HyperDevil HyperDevil - 1 month ago 13
PHP Question

Amazon S3 - Store timebased files

I would like to use S3 object storage to store time based data, 1 file per minute.

Currently this is stored on EBS with a folder for year, month, date and files under the data folder for every minute of the day.

I see no issue filesystem wise, to store the files on object storage, the question is if i want to "query" S3 to retrieve specific time intervals, is that possible?

If not what would be the best way to implement a "search" function on top?

Have a simpledb, do exact file matching etc?
Does anybody have experience with this?

I am going to use PHP SDK for S3.

Answer

Amazon S3 does not have a "query" language. The best you can do is to organize files into prefixes and limit results based on that.

For example, if your objects in S3 were to be:

year-month-day-hour-minute-second.txt

Then you can list objects by:

  • a certain year: 2016-
  • a certain month: 2016-10-
  • a certain day: 2016-10-31-

and so on using prefixes.

But you cannot do very specific time ranges within S3. If you want to query based on a specific time range, then you would need to collect the daily/monthly/yearly results yourself, then trim away what you want to exclude.

For example, if you wanted to query objects between 12:01pm October 29 and 12:01pm October 31, then you'd could collect objects from the following prefixes:

  • 2016-10-29-
  • 2016-10-30-
  • 2916-10-31-

and manually remove items before and after your desired time range.

If you want to do better querying, then you're best off using a database designed for querying. SimpleDB may work. DynamoDB and SQL will work. You could dump a file into S3, then record it's object key and timestamp in the database.

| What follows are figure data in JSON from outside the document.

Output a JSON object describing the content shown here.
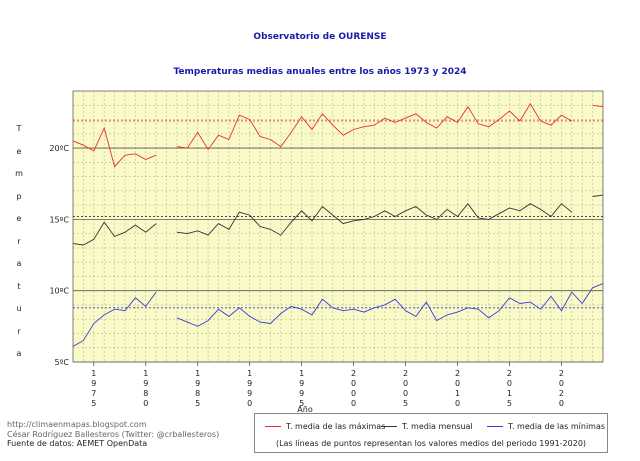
{
  "chart_data": {
    "type": "line",
    "title": "Observatorio de OURENSE",
    "subtitle": "Temperaturas medias anuales entre los años 1973 y 2024",
    "xlabel": "Año",
    "ylabel": "Temperatura",
    "xlim": [
      1973,
      2024
    ],
    "ylim": [
      5,
      24
    ],
    "y_ticks": [
      {
        "value": 5,
        "label": "5ºC"
      },
      {
        "value": 10,
        "label": "10ºC"
      },
      {
        "value": 15,
        "label": "15ºC"
      },
      {
        "value": 20,
        "label": "20ºC"
      }
    ],
    "x_ticks": [
      {
        "value": 1975,
        "label": "1975"
      },
      {
        "value": 1980,
        "label": "1980"
      },
      {
        "value": 1985,
        "label": "1985"
      },
      {
        "value": 1990,
        "label": "1990"
      },
      {
        "value": 1995,
        "label": "1995"
      },
      {
        "value": 2000,
        "label": "2000"
      },
      {
        "value": 2005,
        "label": "2005"
      },
      {
        "value": 2010,
        "label": "2010"
      },
      {
        "value": 2015,
        "label": "2015"
      },
      {
        "value": 2020,
        "label": "2020"
      }
    ],
    "grid": true,
    "background": "#fafac8",
    "series": [
      {
        "name": "T. media de las máximas",
        "color": "#e8302a",
        "reference_mean_1991_2020": 21.9,
        "values": [
          20.5,
          20.2,
          19.8,
          21.4,
          18.7,
          19.5,
          19.6,
          19.2,
          19.5,
          null,
          20.1,
          20.0,
          21.1,
          19.9,
          20.9,
          20.6,
          22.3,
          22.0,
          20.8,
          20.6,
          20.1,
          21.1,
          22.2,
          21.3,
          22.4,
          21.6,
          20.9,
          21.3,
          21.5,
          21.6,
          22.1,
          21.8,
          22.1,
          22.4,
          21.8,
          21.4,
          22.2,
          21.8,
          22.9,
          21.7,
          21.5,
          22.0,
          22.6,
          21.9,
          23.1,
          21.9,
          21.6,
          22.3,
          21.9,
          null,
          23.0,
          22.9
        ]
      },
      {
        "name": "T. media mensual",
        "color": "#333333",
        "reference_mean_1991_2020": 15.2,
        "values": [
          13.3,
          13.2,
          13.6,
          14.8,
          13.8,
          14.1,
          14.6,
          14.1,
          14.7,
          null,
          14.1,
          14.0,
          14.2,
          13.9,
          14.7,
          14.3,
          15.5,
          15.3,
          14.5,
          14.3,
          13.9,
          14.8,
          15.6,
          14.9,
          15.9,
          15.3,
          14.7,
          14.9,
          15.0,
          15.2,
          15.6,
          15.2,
          15.6,
          15.9,
          15.3,
          15.0,
          15.7,
          15.2,
          16.1,
          15.1,
          15.0,
          15.4,
          15.8,
          15.6,
          16.1,
          15.7,
          15.2,
          16.1,
          15.5,
          null,
          16.6,
          16.7
        ]
      },
      {
        "name": "T. media de las mínimas",
        "color": "#3b3bd9",
        "reference_mean_1991_2020": 8.8,
        "values": [
          6.1,
          6.5,
          7.7,
          8.3,
          8.7,
          8.6,
          9.5,
          8.9,
          9.9,
          null,
          8.1,
          7.8,
          7.5,
          7.9,
          8.7,
          8.2,
          8.8,
          8.2,
          7.8,
          7.7,
          8.4,
          8.9,
          8.7,
          8.3,
          9.4,
          8.8,
          8.6,
          8.7,
          8.5,
          8.8,
          9.0,
          9.4,
          8.6,
          8.2,
          9.2,
          7.9,
          8.3,
          8.5,
          8.8,
          8.7,
          8.1,
          8.6,
          9.5,
          9.1,
          9.2,
          8.7,
          9.6,
          8.6,
          9.9,
          9.1,
          10.2,
          10.5
        ]
      }
    ]
  },
  "legend": {
    "note": "(Las líneas de puntos representan los valores medios del periodo 1991-2020)"
  },
  "credits": {
    "line1": "http://climaenmapas.blogspot.com",
    "line2": "César Rodríguez Ballesteros (Twitter: @crballesteros)",
    "line3": "Fuente de datos: AEMET OpenData"
  }
}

On query, select from the db, then retrieve files from S3 as needed.

Update: An example using prefixes

Suppose you have a bunch of minutely files as such:

2016-10-29-00-00.txt 2016-10-29-00-01.txt 2016-10-29-00-02.txt ... 2016-10-30-00-00.txt 2016-10-30-00-01.txt ... 2016-10-31-00-00.txt ... 2016-11-01-00-00.txt

And so on.

Then you can do the following searches using prefixes:

  • To get all files from 2016: prefix = "2016-"
  • To get all files from October 2016: prefix = "2016-10-"
  • To get all files from October 30, 2016: prefix = "2016-10-30-"
  • To get all files from 00:00 to 00:59 on October 30, 2016: prefix = "2016-10-30-00"
  • To get all files from the minute at 00:05 on October 30, 2016: prefix = "2016-10-30-00-05"

S3 cannot do range searches, such as:

  • Files between 12:00 on October 29, 2016 and 11:59 October 31, 2016

Instead, you have 2 options:

Option 1: Retrieve objects from S3 for each day in your date range using prefixes:

  • "2016-10-29-"
  • "2016-10-30-"
  • "2016-10-31-"

Once you have that list, you would combine them, and take away the files from before and after your desired time range.

Option 2: Retrieve objects from S3 for each month in your date range using prefixes:

  • "2016-10-"

Again, once you have that list, you would combine them, and take away the files from before and after your desired time range.

Which you choose depends on how many distinct days you'll need to retrieve compared to the number of objects returned on a search by month.

The logic for this would get quite complex. A proper searchable db may be worthwhile.